For historical and practical reasons, present-day coupling algorithms implemented in ocean-atmosphere models are primarily driven by the necessity to conserve energy and water at the air-sea interface. However the asynchronous coupling algorithms currently used in ocean-atmosphere do not allow for a correct phasing between the ocean and the atmosphere.
In an asynchronous coupling algorithm, the total simulation time is split into smaller time intervals (a.k.a. coupling periods) over which averaged-in-time
boundary data are exchanged. For a particular coupling period, the average atmospheric fluxes are computed in the atmospheric model using the oceanic surface properties computed and averaged by the oceanic model over the previous coupling period. Therefore, for a given coupling period, the fluxes used by the oceanic model are not coherent with the oceanic surface properties considered by the atmospheric model. The mathematical consistency of the solution at the interface is not guaranteed.
The use of an iterative coupling algorithm, such as Schwarz methods, is a way to correct this inconsistency and to properly reproduce the diurnal cycle when the coupling period is less than one day. In Lemarié et al. (2014), preliminary numerical experiments using the Schwarz coupling method for the simulation of a tropical cyclone with a regional coupled model were carried out. In ensemble simulations, the Schwarz iterative coupling method leads to a significantly reduced spread in the ensemble results (in terms of cyclone trajectory and intensity), thus suggesting that a source of error is removed with respect to the asynchronous coupling case.

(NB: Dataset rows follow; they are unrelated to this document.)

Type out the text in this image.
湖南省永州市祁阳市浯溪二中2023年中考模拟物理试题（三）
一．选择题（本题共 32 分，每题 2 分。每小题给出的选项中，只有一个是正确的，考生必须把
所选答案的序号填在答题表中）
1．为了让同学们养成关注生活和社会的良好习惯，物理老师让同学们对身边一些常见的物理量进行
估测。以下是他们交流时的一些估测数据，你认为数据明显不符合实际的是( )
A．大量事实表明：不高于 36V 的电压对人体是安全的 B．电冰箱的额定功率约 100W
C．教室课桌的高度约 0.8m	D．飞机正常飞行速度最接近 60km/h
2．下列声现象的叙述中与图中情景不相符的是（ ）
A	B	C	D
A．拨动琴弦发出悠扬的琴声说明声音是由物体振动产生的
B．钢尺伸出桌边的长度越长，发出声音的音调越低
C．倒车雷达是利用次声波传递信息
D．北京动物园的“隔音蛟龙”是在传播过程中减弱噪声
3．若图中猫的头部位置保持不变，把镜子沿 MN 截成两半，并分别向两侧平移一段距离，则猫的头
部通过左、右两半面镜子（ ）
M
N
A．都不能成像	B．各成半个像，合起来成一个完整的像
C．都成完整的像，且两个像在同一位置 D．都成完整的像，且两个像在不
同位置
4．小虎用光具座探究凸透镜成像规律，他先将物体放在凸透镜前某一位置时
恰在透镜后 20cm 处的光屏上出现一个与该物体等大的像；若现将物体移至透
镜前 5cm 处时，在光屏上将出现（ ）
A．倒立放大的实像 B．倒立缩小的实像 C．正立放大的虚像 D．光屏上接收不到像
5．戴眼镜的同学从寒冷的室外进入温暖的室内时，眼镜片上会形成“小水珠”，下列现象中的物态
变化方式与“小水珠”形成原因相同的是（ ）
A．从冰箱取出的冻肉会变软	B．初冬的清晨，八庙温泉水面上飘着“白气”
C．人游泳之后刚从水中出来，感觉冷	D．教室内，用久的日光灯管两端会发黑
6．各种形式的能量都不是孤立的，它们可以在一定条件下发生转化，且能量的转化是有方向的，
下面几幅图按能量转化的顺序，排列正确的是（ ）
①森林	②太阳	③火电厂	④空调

In the present work, the Schwarz iterative method is implemented in IPSLCM6, a state-of-the-art global ocean-atmosphere coupled model used to study past, present and future climates. We analyse the convergence speed and the quality of the convergence. A partial iterative method is also tested: in a first phase, only the atmosphere physics and the vertical diffusion terms are computed, until the convergence. This provide a first guess for the full model which is then iterated until convergence of the whole system. The impact on the diurnal cycle will also be presented.